My morning begins at 6am with a walk/jog around my local park. It's not the biggest park but hey, it's a green space in the middle of a city, I'll take what I can get!
The park is also right next door to a pretty large cemetery.
You're probably thinking, "jeez, how depressing!".
On the contrary, I find it fills me with nothing but ease and appreciation.
Five years ago, the most devastating time of my life began.
I lost three members of my immediate family in just three years and all at the ripe, young age of 24. I was in the final year of my degree, breaking up with my boyfriend and essentially, homeless. I thought my life was over. I spiralled into a pit of despair and self-loathing, as though for some reason, it was all my fault.
It has taken me six years and a hell of a lot of dedication but, I am slowly becoming the person I once was. In fact, I'm becoming more than I once was. A new, improved version of myself that's not only able to appreciate the experiences I've had, but also use them to inspire new beginnings and be mindful of how fragile our existence really is.
How did I do it?
I knew that if I didn't reframe how I was dealing with my grief, it was going to swallow me whole. Something needed to change, I just didn't know what at the time. I felt so much pain that I couldn't see the wood through the trees.
Seeking a professional doesn't mean that you are weak. It shows your strength of character. You are able to recognise when you need help and you're not afraid to ask for it. In the beginning, I wasn't even able to identify the feelings that I was experiencing. I needed someone to hold my hand in order to be brave enough to face the maze that is my own mind ( and that which we so eagerly avoid! ).
• Be kind
In the first instance, to yourself. In the second instance, to those around you. Forgive yourself for feeling useless, or like there was more that you could have done. There isn't, it's a fact of life. Forgive those around you for thinking or at least behaving like their grief is worse than yours. And forgive the deceased for leaving you all alone. But don't ignore that you have these feelings. Feel them, and then let them go. Harbouring any notion of anger or guilt will only stop you from living the life you deserve.

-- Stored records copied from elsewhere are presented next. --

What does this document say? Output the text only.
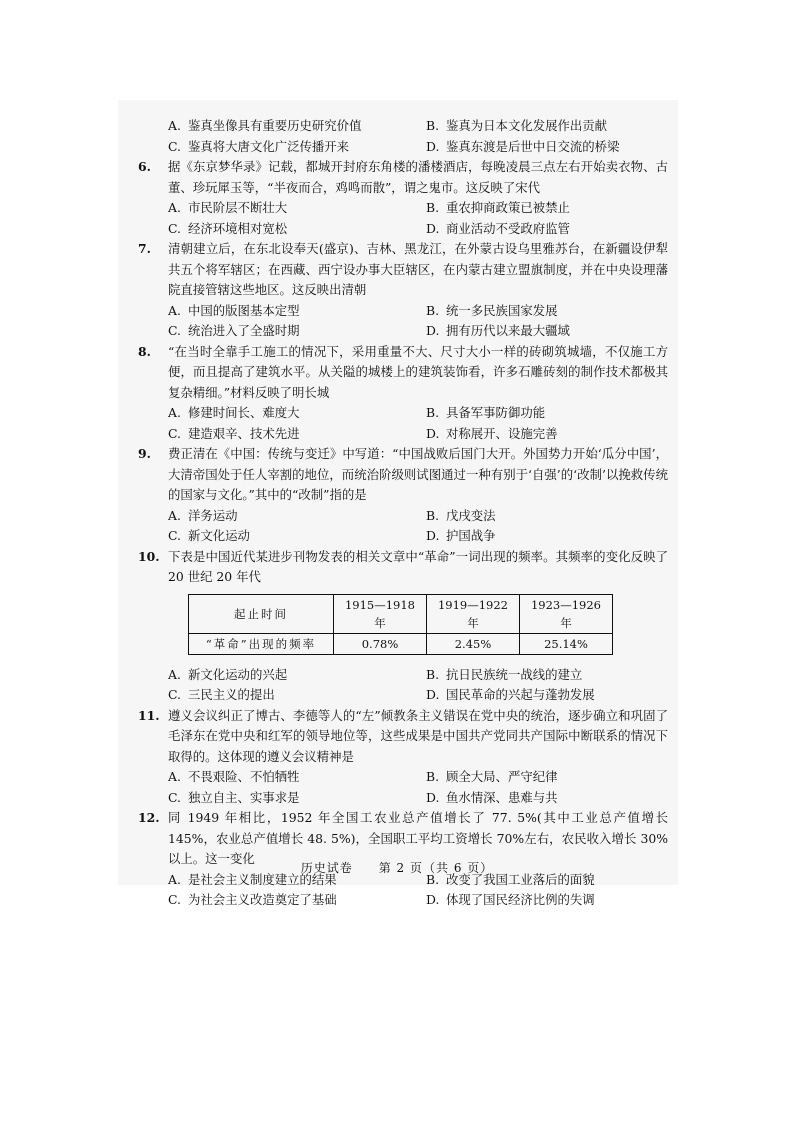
A. 鉴真坐像具有重要历史研究价值	B. 鉴真为日本文化发展作出贡献
C. 鉴真将大唐文化广泛传播开来	D. 鉴真东渡是后世中日交流的桥梁
6.	据《东京梦华录》记载，都城开封府东角楼的潘楼酒店，每晚凌晨三点左右开始卖衣物、古董、珍玩犀玉等，“半夜而合，鸡鸣而散”，谓之鬼市。这反映了宋代
A. 市民阶层不断壮大	B. 重农抑商政策已被禁止
C. 经济环境相对宽松	D. 商业活动不受政府监管
7.	清朝建立后，在东北设奉天(盛京)、吉林、黑龙江，在外蒙古设乌里雅苏台，在新疆设伊犁共五个将军辖区；在西藏、西宁设办事大臣辖区，在内蒙古建立盟旗制度，并在中央设理藩院直接管辖这些地区。这反映出清朝
A. 中国的版图基本定型	B. 统一多民族国家发展
C. 统治进入了全盛时期	D. 拥有历代以来最大疆域
8.	“在当时全靠手工施工的情况下，采用重量不大、尺寸大小一样的砖砌筑城墙，不仅施工方便，而且提高了建筑水平。从关隘的城楼上的建筑装饰看，许多石雕砖刻的制作技术都极其复杂精细。”材料反映了明长城
A. 修建时间长、难度大	B. 具备军事防御功能
C. 建造艰辛、技术先进	D. 对称展开、设施完善
9.	费正清在《中国：传统与变迁》中写道：“中国战败后国门大开。外国势力开始‘瓜分中国’，大清帝国处于任人宰割的地位，而统治阶级则试图通过一种有别于‘自强’的‘改制’以挽救传统的国家与文化。”其中的“改制”指的是
A. 洋务运动	B. 戊戌变法
C. 新文化运动	D. 护国战争
10. 下表是中国近代某进步刊物发表的相关文章中“革命”一词出现的频率。其频率的变化反映了 20 世纪 20 年代
起止时间	1915—1918 年	1919—1922 年	1923—1926 年
“革命”出现的频率	0.78%	2.45%	25.14%
A. 新文化运动的兴起	B. 抗日民族统一战线的建立
C. 三民主义的提出	D. 国民革命的兴起与蓬勃发展
11. 遵义会议纠正了博古、李德等人的“左”倾教条主义错误在党中央的统治，逐步确立和巩固了毛泽东在党中央和红军的领导地位等，这些成果是中国共产党同共产国际中断联系的情况下取得的。这体现的遵义会议精神是
A. 不畏艰险、不怕牺牲	B. 顾全大局、严守纪律
C. 独立自主、实事求是	D. 鱼水情深、患难与共
12. 同 1949 年相比，1952 年全国工农业总产值增长了 77. 5%(其中工业总产值增长 145%，农业总产值增长 48. 5%)，全国职工平均工资增长 70%左右，农民收入增长 30%以上。这一变化
A. 是社会主义制度建立的结果	B. 改变了我国工业落后的面貌
C. 为社会主义改造奠定了基础	D. 体现了国民经济比例的失调
历史试卷　　第 2 页（共 6 页）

• Live a life worth celebrating
To be brutally honest, I went through a stage of questioning why I was even alive. The only thing that got me through it was questioning my dreams, desires and motivations. Try to listen to your gut - what do you really want to do with your life? What makes you happy? And then, slowly but surely, take small steps towards those dreams each day.
So, what did I learn?
If there wasn't something to be learnt from this experience, it would have all been for nothing.
• Be guided by your morals
It wasn't until my dad passed away that I realised how strong his morals were and how he stuck to them no matter what the situation. If you can, figure out what yours are and use them to guide you. You'll immediately feel more in control of your life. If nothing else, trust your gut.
• Stand up for yourself
It's not always the best thing to shy away from confrontation. You might think you're doing it for an easy life, but eventually, it will prove to be the opposite. This is not permission for you to fly off the handle every chance you get ( seek anger management if that's the case ), but if someone enters your life and is looking to disturb the peace, let them know it won't be stood for. Set your boundaries and stick to them.
• It doesn't get easier
Over time, you just get better at managing how you feel. It doesn't happen overnight and it takes a lot of hard work, but if you work on the above points and live a life that makes you proud you will feel happier. I like to think I'm making them proud - doing things that, for one reason or another, they were unable to do.
• Death is for the living
"We have separated ourselves from what death can teach us", Arianna Huffington - well, not me. Death was thrust upon me leaving me confused and alone. I soon realised that it is death that gives our life purpose. Only the living are concerned with death. If we allow it, death gives us a renewed commitment to enjoy life, every day. It reminds us that we're not that different after all. We are, in fact, exactly the same. Or, as my dad would say, "You go out the same way you came in", a quote from his favourite country singer Big Tom.
I hope you can understand now that walking past rows and rows of headstones each morning reminds me that the pain my family members once suffered is now over. The only pain that is being felt is by those left living. It also reminds me that it doesn't need to be that way. We can choose to celebrate the lives of those that have passed on and remember to live a life worth celebrating each and every day.